Previous studies have demonstrated that lysosomal acid ceramidase (AC) regulates lysosome-multivesicular body (MVB) interaction and exosome release in mouse coronary arterial endothelial cells (CAECs). However, it remains unknown how exosome secretion is controlled by AC. In this study, we tested a hypothesis that enhancement of lysosome trafficking by AC activity increases lysosome-MVB interaction determining MVB fate to promote exosome release, which may be attributed to its action on lysosomal TRPML1 channel-mediated Ca2+ release in CAECs. By GCaMP3 Ca2+ imaging, we found that ML-SA1 as a TRPML1 channel agonist remarkably increased lysosomal Ca2+ release through TRPML1 channel in WT/WT CAECs. In Asah1fl/fl/ECcre CAECs, however, ML-SA1 failed to influence TRPML1 channel-mediated Ca2+ release. As an AC product, sphingosine remarkably increased lysosomal Ca2+ release through TRPML1 channel in both WT/WT and Asah1fl/fl/ECcre CAECs.

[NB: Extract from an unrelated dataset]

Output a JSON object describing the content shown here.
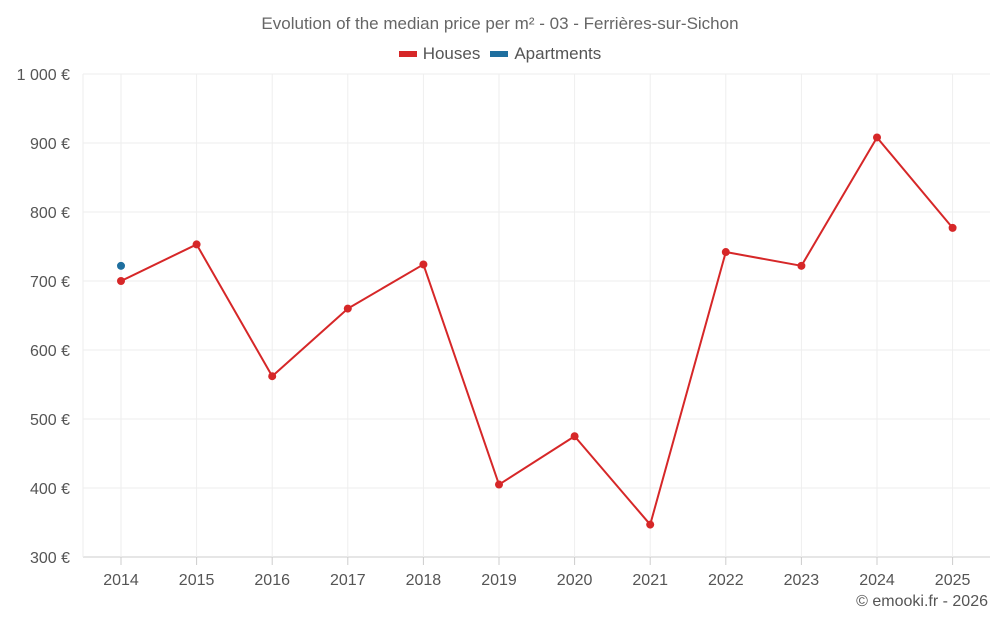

With whole-lysosome patch clamp recording, we detected ML-SA1-induced Ca2+ currents in a dose-dependent manner through the membrane of lysosomes isolated from WT/WT CAECs, while intact lysosomes isolated from Asah1fl/fl/ECcre CAECs had evidently blunted opening of TRPML1 channels in response to ML-SA1. Different effects of AC associated sphingolipids on TRPML1 channel activity were also examined in lysosomes isolated from WT/WT CAECs. It was found that sphingomyelin inhibited, but sphingosine enhanced lysosomal TRPML1 channel activity. Ceramide did not alter this lysosomal channel activity. In lysosomes isolated from Asah1fl/fl/ECcre CAECs, only sphingosine increased ML-SA1-induced TRPML1 channel-mediated Ca2+ release. Using confocal microscopy for measurement of lysosomes movement, we demonstrated that lysosomal TRPML1 channel activation by ML-SA1 in CAECs markedly enhanced lysosome trafficking toward nucleus, which was blocked by genetic deletion of AC. These results suggest that AC-mediated sphingolipid metabolism controls lysosomal TRPML1 channel-mediated Ca2+ release and lysosome trafficking in CAECs, which may contribute to the regulation of lysosome-MVB interaction and exosome release by AC (supported by NIH grant DK120491).